I saw a 90-minute Dick Cavett Interview of Hitchcock about a week ago. A good bit of it dealt with special effects. I learned that the reason those scenes in the birds looked so real is because all of the birds were real. They used over 2,000 trained birds. Hitchcock said that fake birds would have looked fake and that of all the birds, the seagulls were the most viscous.
I seem to recall something about why he got such a good performance out of Tippi Hedren was because she was actually terrified of the birds trying to attack her.
"Hitchcock said that fake birds would have looked fake"
Nuh uh! / the makers of Birdemic
"Rear Window" was the first 'grown-up' movie I liked. Then I saw the 1998 made for TV remake, which was the first 'grown-up' movie I hated.
Prefer Truffaut's movies to Hitchcock's work.

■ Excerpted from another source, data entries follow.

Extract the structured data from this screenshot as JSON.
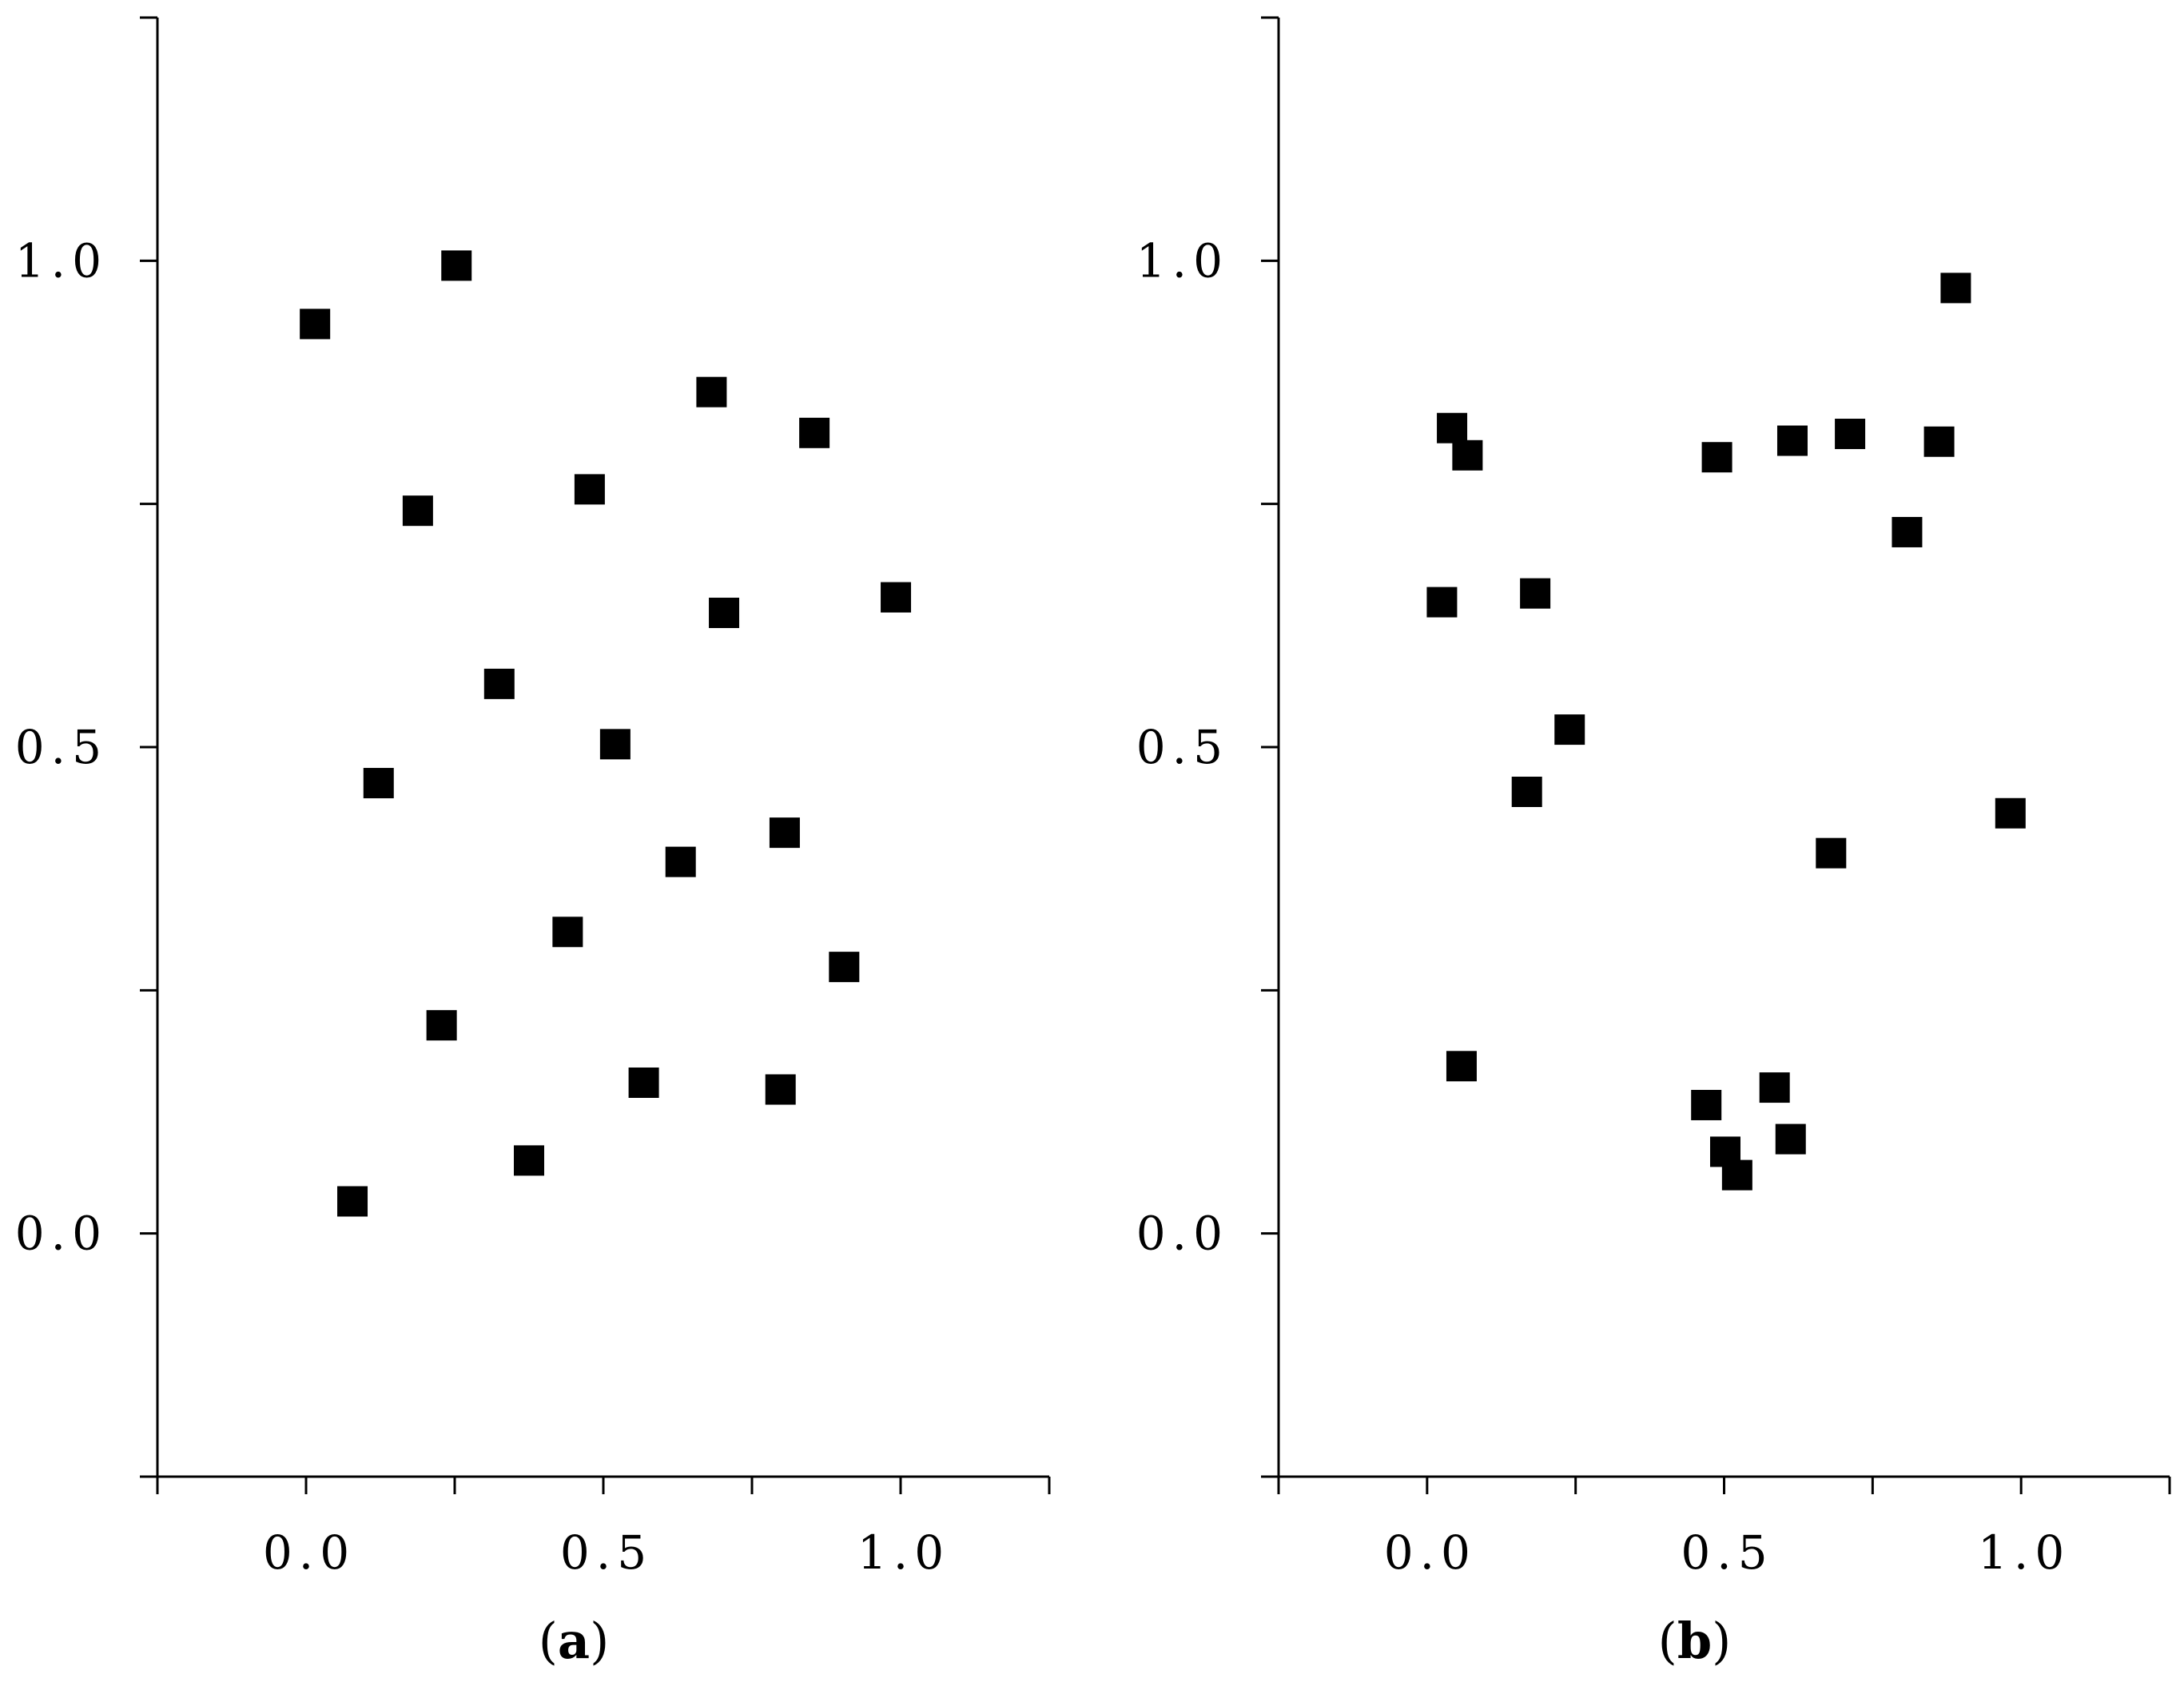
{
  "chart_data": [
    {
      "type": "scatter",
      "panel_label": "a",
      "xlim": [
        -0.25,
        1.25
      ],
      "ylim": [
        -0.25,
        1.25
      ],
      "x_ticks": [
        -0.25,
        0.0,
        0.25,
        0.5,
        0.75,
        1.0,
        1.25
      ],
      "y_ticks": [
        -0.25,
        0.0,
        0.25,
        0.5,
        0.75,
        1.0,
        1.25
      ],
      "x_tick_labels": [
        {
          "value": 0.0,
          "label": "0.0"
        },
        {
          "value": 0.5,
          "label": "0.5"
        },
        {
          "value": 1.0,
          "label": "1.0"
        }
      ],
      "y_tick_labels": [
        {
          "value": 0.0,
          "label": "0.0"
        },
        {
          "value": 0.5,
          "label": "0.5"
        },
        {
          "value": 1.0,
          "label": "1.0"
        }
      ],
      "grid": false,
      "marker": "square",
      "points": [
        {
          "x": 0.015,
          "y": 0.935
        },
        {
          "x": 0.253,
          "y": 0.995
        },
        {
          "x": 0.682,
          "y": 0.865
        },
        {
          "x": 0.855,
          "y": 0.823
        },
        {
          "x": 0.188,
          "y": 0.743
        },
        {
          "x": 0.477,
          "y": 0.765
        },
        {
          "x": 0.703,
          "y": 0.638
        },
        {
          "x": 0.992,
          "y": 0.654
        },
        {
          "x": 0.325,
          "y": 0.565
        },
        {
          "x": 0.52,
          "y": 0.503
        },
        {
          "x": 0.122,
          "y": 0.463
        },
        {
          "x": 0.805,
          "y": 0.412
        },
        {
          "x": 0.63,
          "y": 0.382
        },
        {
          "x": 0.44,
          "y": 0.31
        },
        {
          "x": 0.905,
          "y": 0.274
        },
        {
          "x": 0.228,
          "y": 0.214
        },
        {
          "x": 0.568,
          "y": 0.155
        },
        {
          "x": 0.798,
          "y": 0.148
        },
        {
          "x": 0.375,
          "y": 0.075
        },
        {
          "x": 0.078,
          "y": 0.033
        }
      ]
    },
    {
      "type": "scatter",
      "panel_label": "b",
      "xlim": [
        -0.25,
        1.25
      ],
      "ylim": [
        -0.25,
        1.25
      ],
      "x_ticks": [
        -0.25,
        0.0,
        0.25,
        0.5,
        0.75,
        1.0,
        1.25
      ],
      "y_ticks": [
        -0.25,
        0.0,
        0.25,
        0.5,
        0.75,
        1.0,
        1.25
      ],
      "x_tick_labels": [
        {
          "value": 0.0,
          "label": "0.0"
        },
        {
          "value": 0.5,
          "label": "0.5"
        },
        {
          "value": 1.0,
          "label": "1.0"
        }
      ],
      "y_tick_labels": [
        {
          "value": 0.0,
          "label": "0.0"
        },
        {
          "value": 0.5,
          "label": "0.5"
        },
        {
          "value": 1.0,
          "label": "1.0"
        }
      ],
      "grid": false,
      "marker": "square",
      "points": [
        {
          "x": 0.89,
          "y": 0.972
        },
        {
          "x": 0.042,
          "y": 0.828
        },
        {
          "x": 0.068,
          "y": 0.8
        },
        {
          "x": 0.488,
          "y": 0.798
        },
        {
          "x": 0.615,
          "y": 0.815
        },
        {
          "x": 0.712,
          "y": 0.822
        },
        {
          "x": 0.862,
          "y": 0.814
        },
        {
          "x": 0.808,
          "y": 0.721
        },
        {
          "x": 0.025,
          "y": 0.649
        },
        {
          "x": 0.182,
          "y": 0.658
        },
        {
          "x": 0.24,
          "y": 0.518
        },
        {
          "x": 0.168,
          "y": 0.454
        },
        {
          "x": 0.982,
          "y": 0.432
        },
        {
          "x": 0.68,
          "y": 0.391
        },
        {
          "x": 0.058,
          "y": 0.172
        },
        {
          "x": 0.585,
          "y": 0.15
        },
        {
          "x": 0.47,
          "y": 0.132
        },
        {
          "x": 0.502,
          "y": 0.084
        },
        {
          "x": 0.612,
          "y": 0.097
        },
        {
          "x": 0.522,
          "y": 0.06
        }
      ]
    }
  ]
}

Two greatest directors for me:
1. Kubrick
2. Truffaut
i get paid over ?79.91 per hour working from home with 2 kids at home. I never thought I'd be able to do it but my best friend earns over ?9185 a month doing this and she convinced me to try. The potential with this is endless. Heres what I've been doing,...... http://www.CareerPlus90.com
I Leave my office job and now I am getting paid 96 Dollars hourly. How? I work-over internet! My old work was making me miserable, so I was to try-something different. 2 years after...I can say my life is changed completely for the better! Check it out what i do...
http://www.report20.com
Hitchcock was a great director, but he was a little over the top about his actors. One of my professors quoted Hitchcock as saying, that actors were supposed to remember their lines and avoid bumping into the furniture. Despite that attitude he got some epic work out of his actors. I suspect he just didn't want actors taking over the story.
I'm got $92 an hour working from home. I See when my neighbor told me she was averaging $120 but I see how it works now. I feel so much freedom now that I'm my own boss. Check It out what I do..
http://www.report20.com
my best friend's mom makes $74 an hour on the computer . She has been without work for five months but last month her payment was $19746 just working on the computer for a few hours. find more information ...
?????????? http://www.factoryofincome.com
Hudson . although Henry `s article is flabbergasting, last thursday I bought a brand new Buick after having earned $7028 recently an would you believe ten-grand this past-munth . it's actualy the most-comfortable job I have ever had . I began this 4 months ago and practically straight away started making a nice at least $83.